“Sebagai contoh, buku Bumi Manusia karya Pramoedya Ananta Toer bisa didiskusikan dan dianalisis di kelas sejarah untuk memahami pengalaman menjadi orang Indonesia di zaman kolonial Belanda dan dampak kolonialisme terhadap alam pikir masyarakat Indonesia pra-kemerdekaan.”
Ditanya tentang pemilihan Bumi Manusia – yang dulu dilarang Orde Baru – Anindito hanya mengatakan pemilihan karya yang direkomendasikan dilakukan tim kurator yang terdiri dari sastrawan mumpuni dan guru-guru yang berpengalaman menggunakan karya sastra di kelasnya.
“Jadi silahkan gali dari tim kurator untuk menanyakan mengapa karya Pram masuk dalam daftar rekomendasi,” ujarnya.
Okky Madasari, sastrawan dan sosiolog yang masuk ke dalam tim kurator Sastra Masuk Kurikulum, mengatakan Bumi Manusia dipilih berdasarkan kriteria tujuan pembelajaran untuk jenjang SMA “antara lain [untuk] memahami sejarah kebangsaan”.
“Karya Pramoedya memang sudah seharusnya diperkenalkan di bangku sekolah. Ketika memperkenalkan karya sastra, kita juga sedang memperkenalkan sejarah pergulatan intelektualisme dan capaian-capaian penting kreativitas Indonesia,” ujarnya via pesan teks pada Selasa (21/05).
“Karya Pramoedya tidak mungkin luput dan sudah seharusnya masuk. Bumi Manusia ditempatkan di jenjang SMA, karena mempertimbangkan kompleksitas cerita dan ketebalan.”
Selain Pramoedya, buku Nyanyian Akar Rumput karya Wiji Thukul, penyair dan aktivis yang dinyatakan hilang sejak 1998, dan Laut Bercerita karya Leila S. Chudori yang mengisahkan penculikan aktivis tahun 1998 juga masuk ke dalam daftar.

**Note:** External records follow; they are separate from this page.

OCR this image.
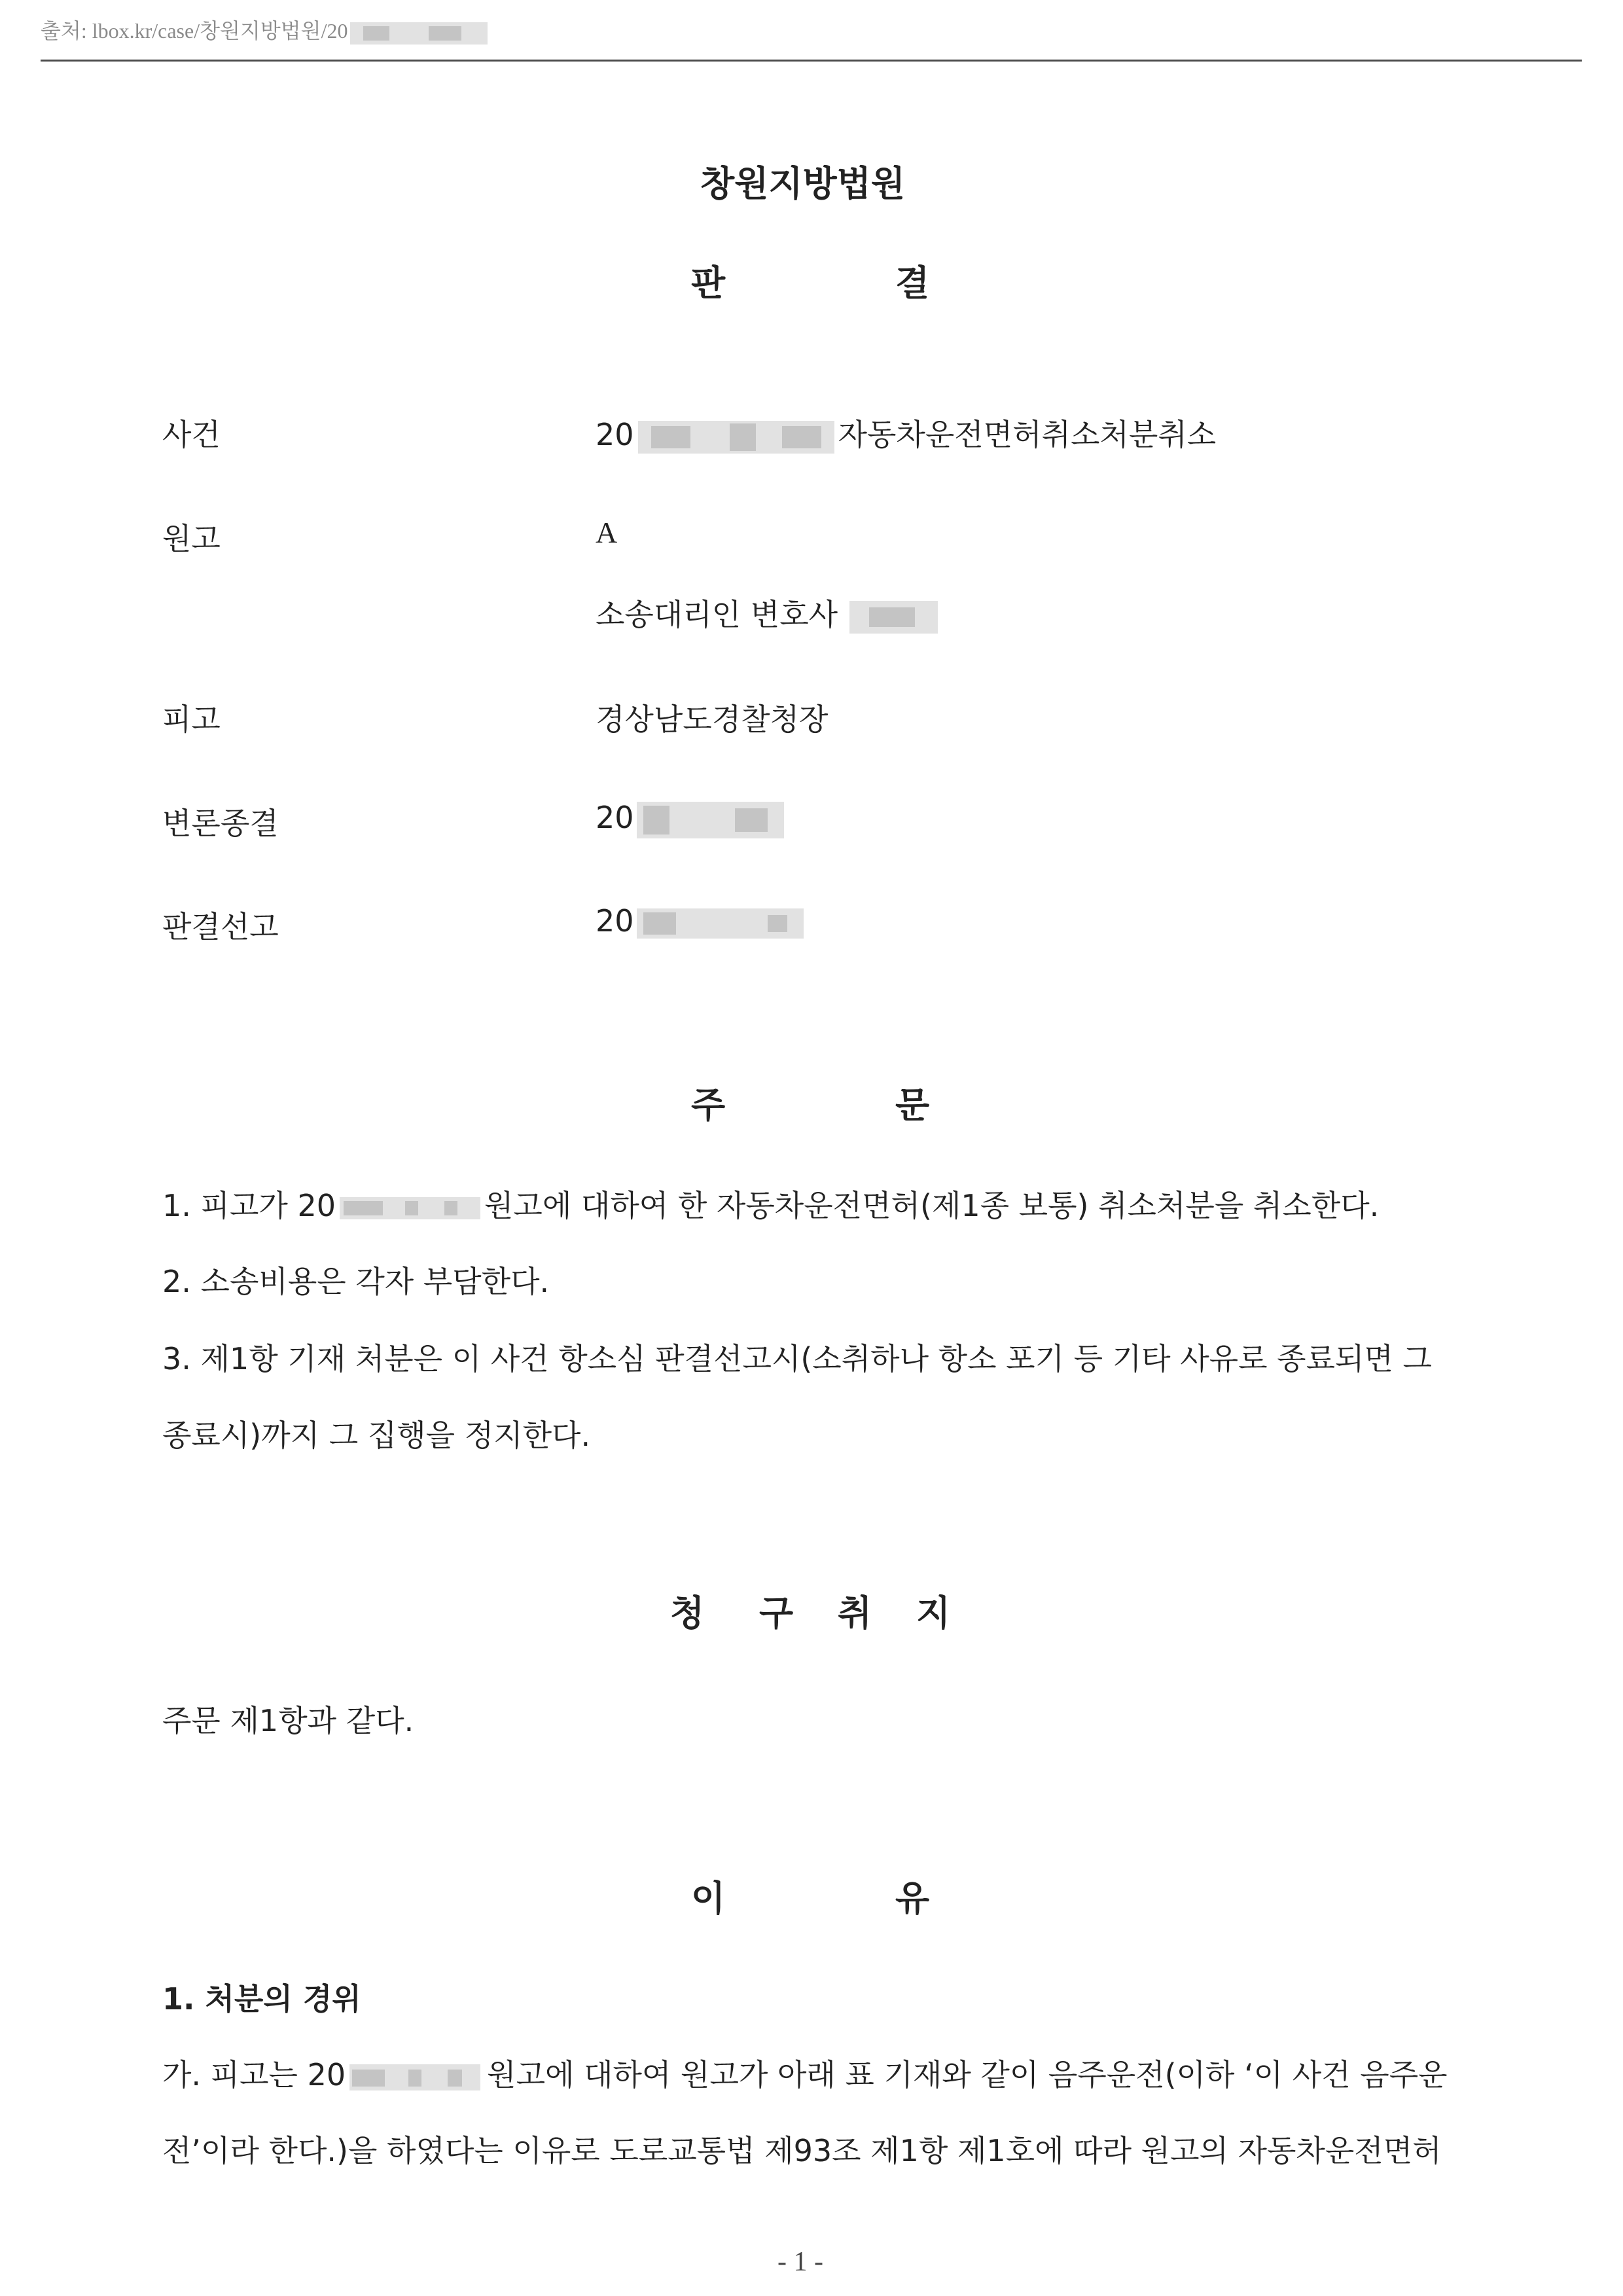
출처: lbox.kr/case/창원지방법원/20
창원지방법원
판	결
사건	20	자동차운전면허취소처분취소
원고	A
소송대리인 변호사
피고	경상남도경찰청장
변론종결	20
판결선고	20
주	문
1. 피고가 20	원고에 대하여 한 자동차운전면허(제1종 보통) 취소처분을 취소한다.
2. 소송비용은 각자 부담한다.
3. 제1항 기재 처분은 이 사건 항소심 판결선고시(소취하나 항소 포기 등 기타 사유로 종료되면 그
종료시)까지 그 집행을 정지한다.
청 구 취 지
주문 제1항과 같다.
이	유
1. 처분의 경위
가. 피고는 20	원고에 대하여 원고가 아래 표 기재와 같이 음주운전(이하 ‘이 사건 음주운
전’이라 한다.)을 하였다는 이유로 도로교통법 제93조 제1항 제1호에 따라 원고의 자동차운전면허
- 1 -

Okky menyebut puisi-puisi Wiji Thukul “penting dibaca untuk membangun kesadaran politik dan berpikir kritis [sehingga] direkomendasikan untuk dibaca pelajar SMA yang baru punya hak pilih.”
Adapun Laut Bercerita, menurut Okky, “cocok digunakan untuk mempelajari apa yang terjadi di seputar Reformasi 98”.
“Mempelajari sejarah juga merupakan tujuan pembelajaran,” jelasnya.
Walaupun peluncuran program ini bertepatan dengan peringatan 26 tahun kerusuhan Mei 1998 – dan ada buku-buku yang berkelindan dengan represi Orde Baru, Okky menyebut Sastra Masuk Kurikulum tidak berhubungan dengan Mei 1998.
“Pemilihan 20 Mei karena dalam rangkaian Hari Buku Nasional,” ujar Okky.
“Jika dianggap memperbaiki citra, citra yang ingin diperbaiki oleh Sastra Masuk Kurikulum adalah citra dunia pendidikan kita.”
Okky menyebut setelah perilisan rekomendasi, program dilanjutkan dengan penyusunan modul ajar yang diharapkan bisa menjadi contoh bagaimana buku-buku ini digunakan.
“Pekerjaan rumah besarnya sekarang ada pada peningkatan kesadaran dan pelatihan guru. Juga pada upaya agar buku-buku yang direkomendasikan tersedia luas. Perlu kerjasama dengan institusi lain seperti Perpustakaan Nasional, juga penerbit swasta,” ujar Okky.